Na Mídia da Nova Idade Média

Diz-se que o advento das ciências da Idade Moderna teria desempenhado um papel de promoção da superação de preconceitos e costumes arcaicos arraigados nas estruturas das sociedades ocidentais, tais como, p.ex., as velhas divisões sociais em grupos humanos considerados superiores e inferiores a partir da sua própria condição biológica (tal como o caso das divisões entre brancos e negros, em sociedades escravagistas do período colonialista do capitalismo).

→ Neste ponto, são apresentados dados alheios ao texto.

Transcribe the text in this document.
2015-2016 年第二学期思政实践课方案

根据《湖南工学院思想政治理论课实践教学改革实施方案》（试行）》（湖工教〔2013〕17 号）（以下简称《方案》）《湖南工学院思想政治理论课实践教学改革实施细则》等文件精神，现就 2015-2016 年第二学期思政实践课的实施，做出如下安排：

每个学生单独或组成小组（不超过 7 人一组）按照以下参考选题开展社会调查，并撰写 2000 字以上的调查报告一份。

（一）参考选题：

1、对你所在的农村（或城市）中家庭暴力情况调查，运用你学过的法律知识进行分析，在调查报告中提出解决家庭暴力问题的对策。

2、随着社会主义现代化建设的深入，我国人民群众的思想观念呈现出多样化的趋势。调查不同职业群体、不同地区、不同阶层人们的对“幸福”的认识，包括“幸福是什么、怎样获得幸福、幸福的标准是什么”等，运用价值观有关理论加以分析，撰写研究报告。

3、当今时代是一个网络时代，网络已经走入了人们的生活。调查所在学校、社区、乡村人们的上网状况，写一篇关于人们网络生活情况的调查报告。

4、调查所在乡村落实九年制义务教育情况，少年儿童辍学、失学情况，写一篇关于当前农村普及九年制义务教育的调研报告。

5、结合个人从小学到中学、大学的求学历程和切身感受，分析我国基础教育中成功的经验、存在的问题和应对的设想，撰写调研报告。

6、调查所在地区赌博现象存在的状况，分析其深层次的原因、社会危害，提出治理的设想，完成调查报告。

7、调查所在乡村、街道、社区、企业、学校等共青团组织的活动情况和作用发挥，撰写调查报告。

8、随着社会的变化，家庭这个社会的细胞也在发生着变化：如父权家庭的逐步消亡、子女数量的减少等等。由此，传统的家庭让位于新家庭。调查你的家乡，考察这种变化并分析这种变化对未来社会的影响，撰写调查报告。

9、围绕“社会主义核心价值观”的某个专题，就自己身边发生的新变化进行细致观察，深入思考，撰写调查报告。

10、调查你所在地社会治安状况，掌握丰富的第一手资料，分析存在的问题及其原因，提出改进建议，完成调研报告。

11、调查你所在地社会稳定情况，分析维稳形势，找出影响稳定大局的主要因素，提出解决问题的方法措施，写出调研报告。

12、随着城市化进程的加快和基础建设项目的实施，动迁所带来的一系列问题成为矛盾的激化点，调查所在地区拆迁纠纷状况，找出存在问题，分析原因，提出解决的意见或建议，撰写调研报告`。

Em que pese o caráter controverso desta afirmação, posto que a ciência dominante frequentemente esteve a serviço dos interesses dos grupos detentores do poder em todas as sociedades hierárquicas, tal como foi o caso das primeiras teorizações antropológicas que classificaram como sociedades “primitivas” as formas de organizações sociais indígenas dos continentes africano, asiático e das Américas, colocando-as assim (junto com os originários grupos humanos que as constituem) em uma pretensa posição de inferioridade em relação às sociedades europeias ditas “modernas” (e aos originários grupos humanos que as constituem), admite-se em geral que a evolução das ciências biológicas, p.ex. (após capítulos da sua história como o das teses de Lombroso, que associou características similares às de raças negroides a supostas tendências naturais para a violência) permitiram estabelecer uma base substancial de dados que apontam para uma constituição comum dos seres humanos, enquanto espécie, apesar da sua diversidade de manifestações “fenotípicas”. Neste sentido, também a Antropologia evoluiu, substituindo a classificação de sociedades “primitivas” pela de sociedades tradicionais, retirando assim a pecha de “atrasadas” daquelas formas de organizações sociais que, de fato, são apenas diferentes (fundadas sobre tradições ancestrais) das chamadas sociedades modernas, e não “inferiores” a estas. Todas estas evoluções de concepções estando, “coincidentemente”, em consonância temporal com o processo de expansão da forma industrial do capitalismo que, ao invés de trabalhadores escravizados (para o que as justificativas “científicas” da suposta “inferioridade” dos grupos humanos colonizados “caía como uma luva”) começava a demandar a constituição de um exército de trabalhadores supostamente “livres” (menos onerosos que os antigos escravos, posto que os proprietários agora não precisavam arcar com todos os custos de manutenção da propriedade dos próprios corpos dos trabalhadores, mas apenas pagar-lhes um salário mínimo que lhes possibilite adquirir um mínimo de ração para recuperar as energias para retomar o trabalho no dia seguinte).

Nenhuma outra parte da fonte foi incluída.